Dendrimers are widely recognized as members of the fourth major architectural class of polymers after linear, cross-linked, and branched architectural types. They have become a desirable polymer category for drug delivery applications based on the ability to readily structure control their six “critical nanoscale design parameters” (CNDPs). These CNDPs include (1) size, (2) shape, (3) surface chemistry, (4) flexibility/rigidity, (5) architecture and (6) elemental composition. The poly(amidoamine) dendrimer (PAMAM) family, first reported by Tomalia et al. in 1985, is one of the most widely investigated dendrimer types for drug delivery.
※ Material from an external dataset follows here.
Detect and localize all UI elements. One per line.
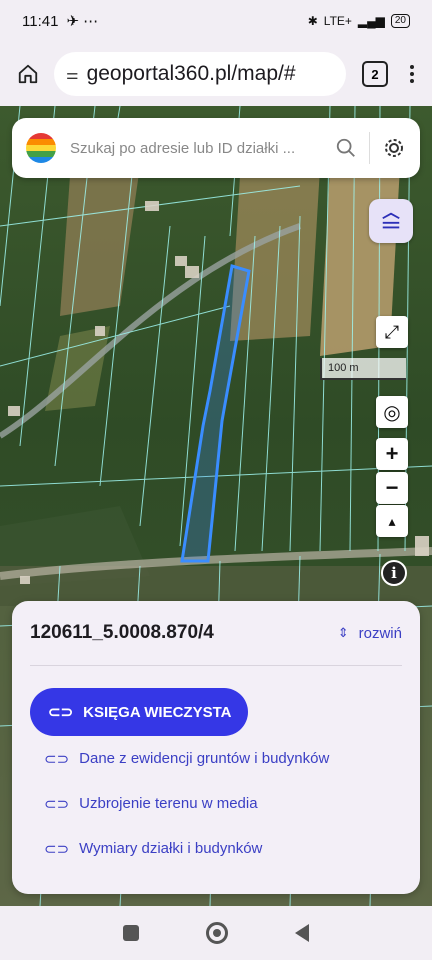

Drugs can either be physically entrapped or chemically conjugated onto dendrimers. Association of drugs with dendrimers depends on numerous factors but mainly on dendrimer architecture. PAMAM dendrimers are available with a variety of surface groups, cores, and generations (i.e., sizes); however, drug associations with dendrimers are most dramatically influenced by the dendrimer’s interior composition, generations (i.e., sizes), and surface chemistries. The physical drug-dendrimer associations are often defined by the periodic dendrimer property patterns which are manifested as a function of dendrimer architecture and generations. Engineering the “critical nanoscale design parameters” (CNDPs) of dendrimers provides a systematic strategy for optimizing dendrimer (host) and drug (guest) relationships. This article discusses the role of CNDPs on guest-host drug entrapment in dendrimers by physical or supramolecular means (i.e., a non-conjugation, formulation type approach).